Op weg naar huis, door het Vondelpark, fietste er steeds een man vlak achter me. In de schouwburg en ook in de Balie stond er urenlang ook steeds wel iemand vlak achter me, maar op de fiets in een donker park voelde dat vervelend. Ik remde, liet hem passeren, keek wat-ie deed. Bij het rek met gevonden voorwerpen keek hij of er nog iets tussen hing, dus hij stopte ook weer.
Ik besloot het park maar uit te rijden, zonder verder om te kijken.
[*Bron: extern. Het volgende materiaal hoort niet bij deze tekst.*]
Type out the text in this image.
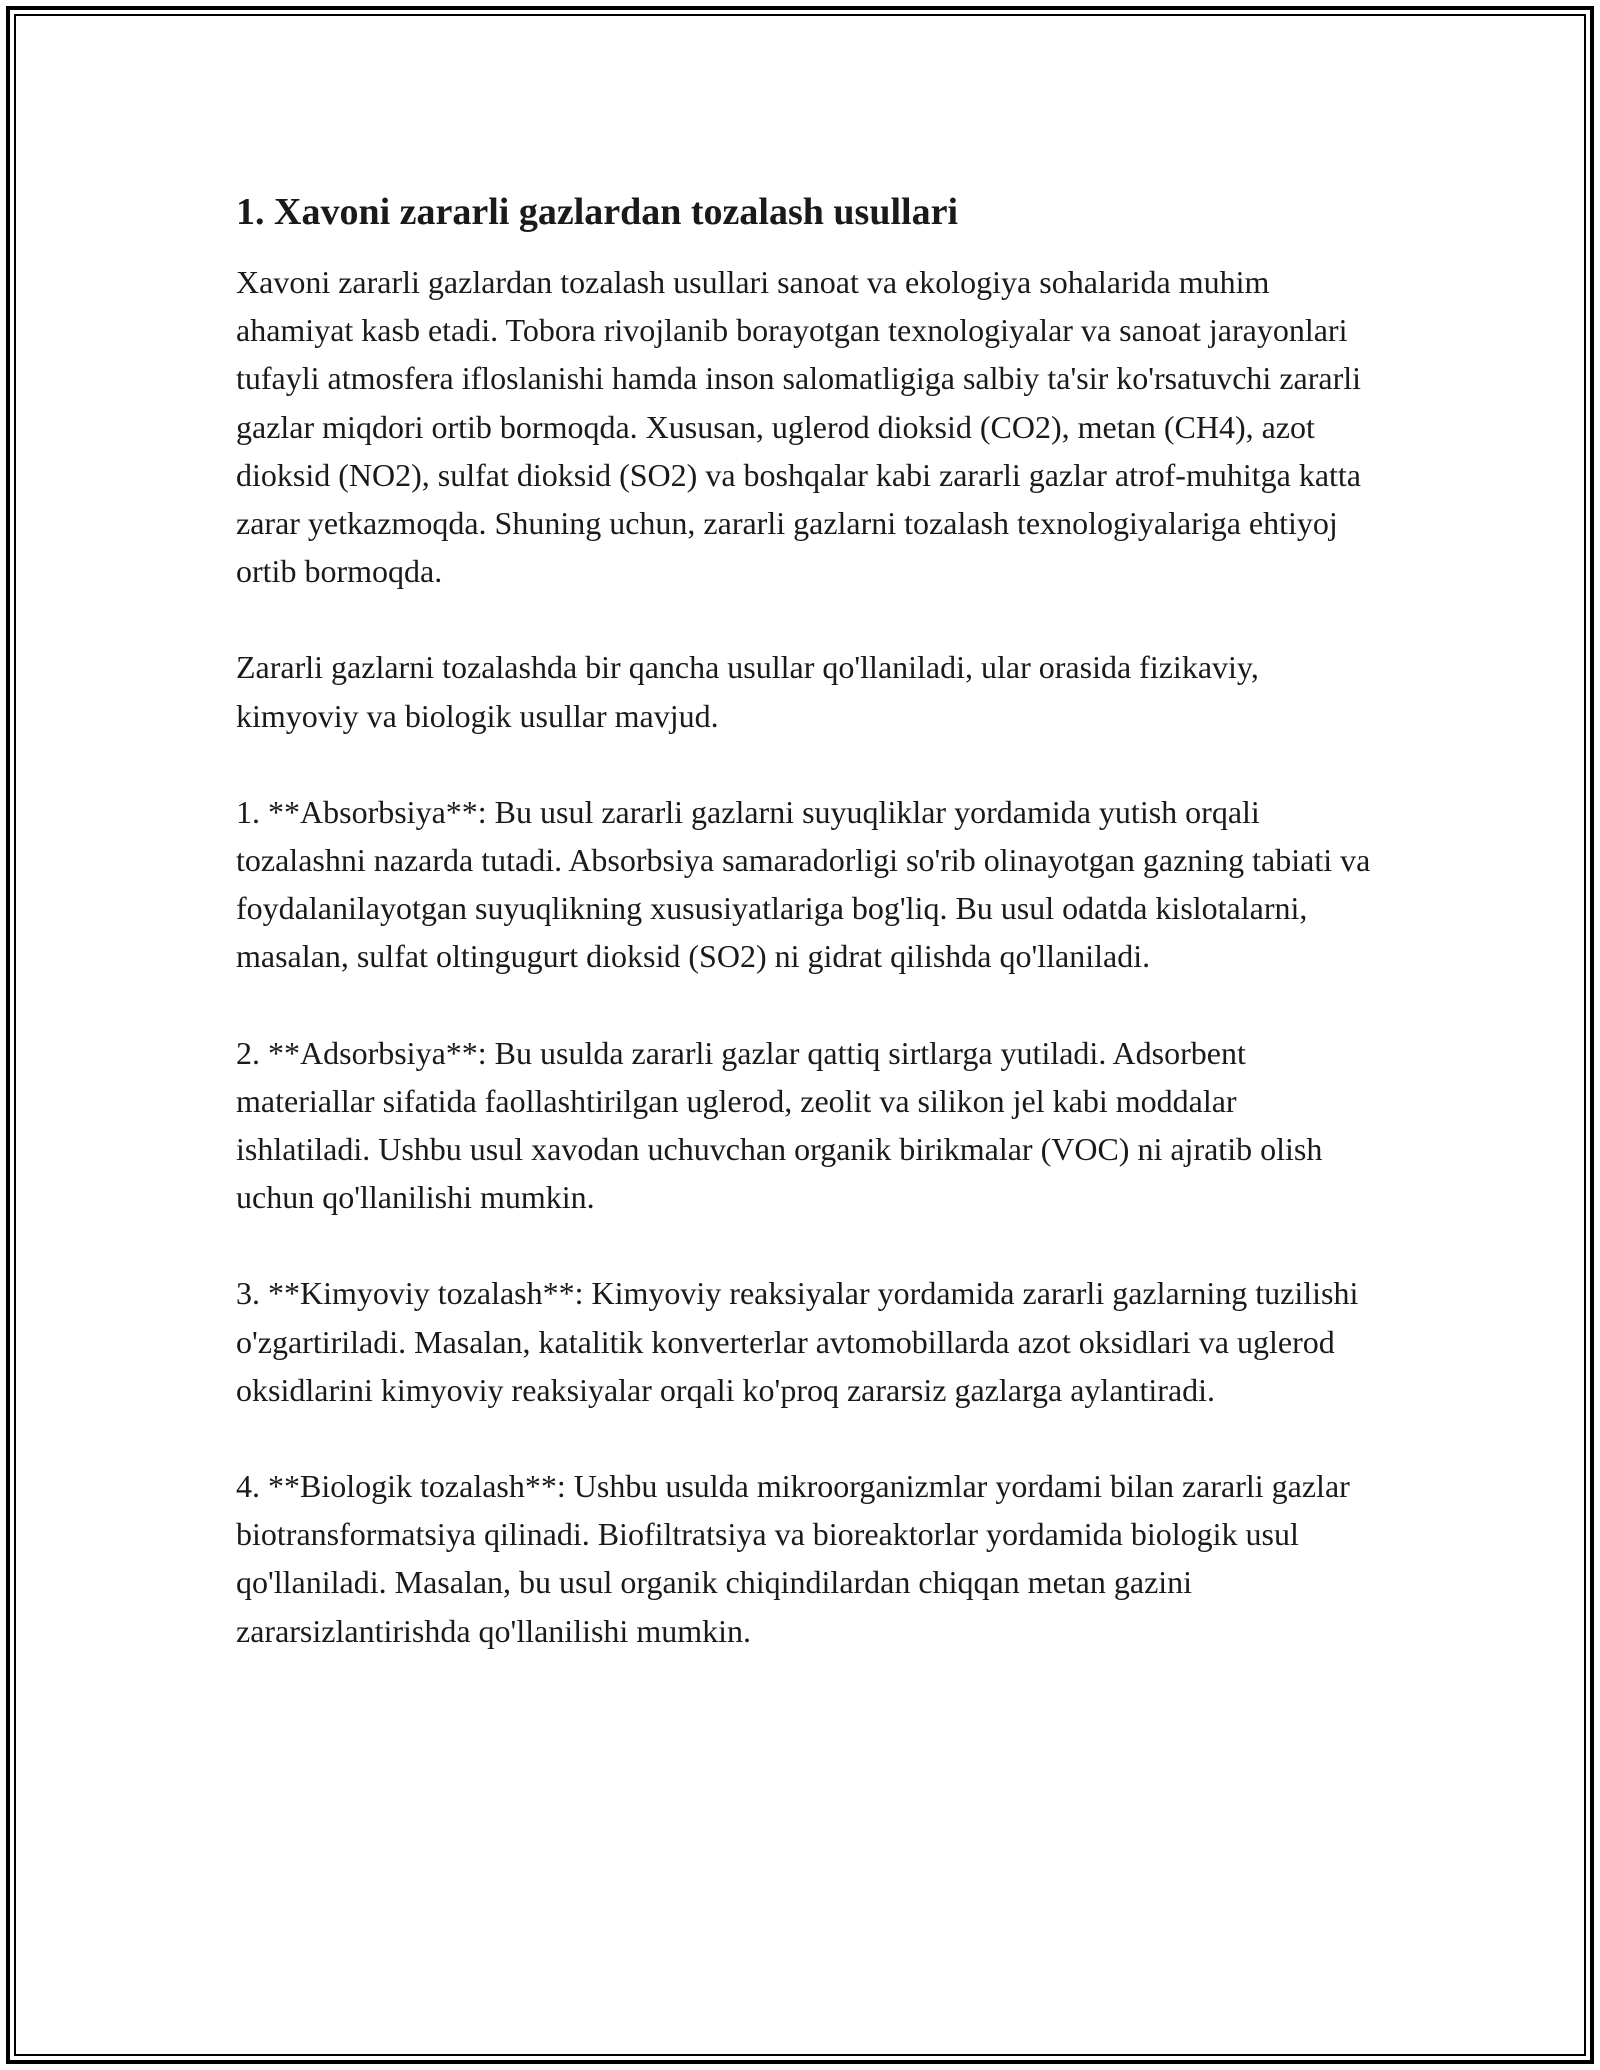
1. Xavoni zararli gazlardan tozalash usullari

Xavoni zararli gazlardan tozalash usullari sanoat va ekologiya sohalarida muhim ahamiyat kasb etadi. Tobora rivojlanib borayotgan texnologiyalar va sanoat jarayonlari tufayli atmosfera ifloslanishi hamda inson salomatligiga salbiy ta'sir ko'rsatuvchi zararli gazlar miqdori ortib bormoqda. Xususan, uglerod dioksid (CO2), metan (CH4), azot dioksid (NO2), sulfat dioksid (SO2) va boshqalar kabi zararli gazlar atrof-muhitga katta zarar yetkazmoqda. Shuning uchun, zararli gazlarni tozalash texnologiyalariga ehtiyoj ortib bormoqda.

Zararli gazlarni tozalashda bir qancha usullar qo'llaniladi, ular orasida fizikaviy, kimyoviy va biologik usullar mavjud.

1. **Absorbsiya**: Bu usul zararli gazlarni suyuqliklar yordamida yutish orqali tozalashni nazarda tutadi. Absorbsiya samaradorligi so'rib olinayotgan gazning tabiati va foydalanilayotgan suyuqlikning xususiyatlariga bog'liq. Bu usul odatda kislotalarni, masalan, sulfat oltingugurt dioksid (SO2) ni gidrat qilishda qo'llaniladi.

2. **Adsorbsiya**: Bu usulda zararli gazlar qattiq sirtlarga yutiladi. Adsorbent materiallar sifatida faollashtirilgan uglerod, zeolit va silikon jel kabi moddalar ishlatiladi. Ushbu usul xavodan uchuvchan organik birikmalar (VOC) ni ajratib olish uchun qo'llanilishi mumkin.

3. **Kimyoviy tozalash**: Kimyoviy reaksiyalar yordamida zararli gazlarning tuzilishi o'zgartiriladi. Masalan, katalitik konverterlar avtomobillarda azot oksidlari va uglerod oksidlarini kimyoviy reaksiyalar orqali ko'proq zararsiz gazlarga aylantiradi.

4. **Biologik tozalash**: Ushbu usulda mikroorganizmlar yordami bilan zararli gazlar biotransformatsiya qilinadi. Biofiltratsiya va bioreaktorlar yordamida biologik usul qo'llaniladi. Masalan, bu usul organik chiqindilardan chiqqan metan gazini zararsizlantirishda qo'llanilishi mumkin.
Het voordeel van niks drinken (en niks snuiven) is dat ik ook op zo’n vroege ochtend helder ben, alleen een beetje moe van urenlang staan. Waarschijnlijk zag ik op dit uur de zaken helder, en die speurneus had zijn eigen bezigheden. Toen ik in mijn buurt kwam was alles zo stil, de maan kwam tevoorschijn, alle ramen waren donker.